Kuhn explained, “Mehrum is the first E-STATCOMs based on supercapacitors. It’s a project that’s leading the way in the energy transition sweeping the world’s power systems. The design can be used on a variety of voltage levels in various grid configurations. Its compact design means that its small footprint is ideal for placement in existing facilities where room may be constrained. Mehrum’s E-STATCOM is rated ±200MW/300MVA with 320MJ of energy storage capacity, providing an inertia-contribution up to 6,000MJ. It proves that supercapacitors can emulate kinetic energy, which can replace those grid-stabilizing functions that were once considered only achieved by large rotating rotors.

The future of E-STATCOMs has great potential. TenneT estimates that approximately 30 similar systems will be needed across the Germany power grid alone, with additional installations already in the planning phase. Siemens Energy has also received inquiries from Australia, Canada, the United States, and several other countries for E-STATCOM systems. It’s exciting to think of E-STATCOMs as FACTS devices that are TSO grid-forming stability assets.”

Transformative

In 2024, Hitachi Energy and the German TSO TransnetBW announced they were collaborating on an E-STATCOM project. They are adding two E-STATCOMs on the German transmission system. The Hitachi Energy Enhanced STATCOM with grid stabilization will improve power quality to TransnetBW’s customers. The project consists of E-STATCOMs using supercapacitor energy storage to absorb and/or inject power into the grid. The E-STATCOMs are expected to be in service sometime in 2026.

In December 2024, the German TSO 50Hertz, announced a contract with GE Vernova and Nidec Conversion to deploy advanced STATCOM technology on their system. GE Vernova will supply three advanced STATCOM FACTSFLEX GFM devices. Nidec Conversion will provide one E-STATCOM with short-term energy storage system utilizing supercapacitors. According to the news release, the installations are needed due to the growing amounts of wind and solar being integrated into the German grid. Operations are expected to begin by 2028.
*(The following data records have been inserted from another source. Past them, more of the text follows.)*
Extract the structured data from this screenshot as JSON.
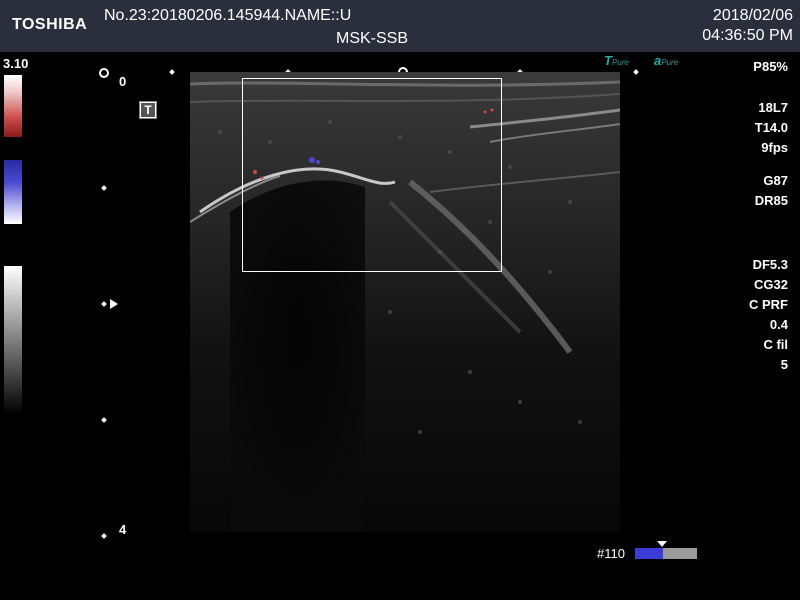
{
  "header": {
    "brand": "TOSHIBA",
    "patient": "No.23:20180206.145944.NAME::U",
    "preset": "MSK-SSB",
    "date": "2018/02/06",
    "time": "04:36:50 PM"
  },
  "left_panel": {
    "scale_value": "3.10",
    "depth_top": "0",
    "depth_bottom": "4",
    "t_button": "T"
  },
  "logos": {
    "first": {
      "mark": "T",
      "label": "Pure"
    },
    "second": {
      "mark": "a",
      "label": "Pure"
    }
  },
  "params": [
    "P85%",
    "18L7",
    "T14.0",
    "9fps",
    "G87",
    "DR85",
    "DF5.3",
    "CG32",
    "C PRF",
    "0.4",
    "C fil",
    "5"
  ],
  "footer": {
    "frame_label": "#110",
    "cine_progress": 0.45
  },
  "colors": {
    "header_bg": "#2b2f3d",
    "doppler_red": "#cc4a4a",
    "doppler_blue": "#4a4ad0",
    "cine_blue": "#3b3bd8"
  }
}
Grand View Research estimated the global STATCOM market was about US$1.26 billion in 2025 and project its expansion to reach US$2.69 billion by 2033. They attributed the market growth to “the rapid integration of renewable energy sources into global power grids.” They recognize that the market will benefit from technological advancements in STATCOM design including those addressing voltage and frequency instability caused by rising renewable energy penetration.

Gaining Momentum

Those renewable energy sources are expected to continue their explosive growth. By some estimates that expansion is expected to hit 50% of global electricity generation capacity by 2030. Tools like E-STATCOMs and their ability to emulate rotational inertia are essential to utilities and grid operators. They play a critical role for integrating more wind and solar onto the power grid by providing fast and controllable bulk active power keeping the power grid stable.

Enhancements like the E-STATCOMs are providing the tools needed for strengthening the overall performance of power delivery systems worldwide. The fact that manufacturers keep expanding the technologies we rely on is mind boggling, amazing both the techie and newcomers alike. It makes you wonder how they continue to persist in sharpening that cutting-edge of technological advancement, but it’s an undertaking that must happen. A transitioning power grid requires a great deal of innovation!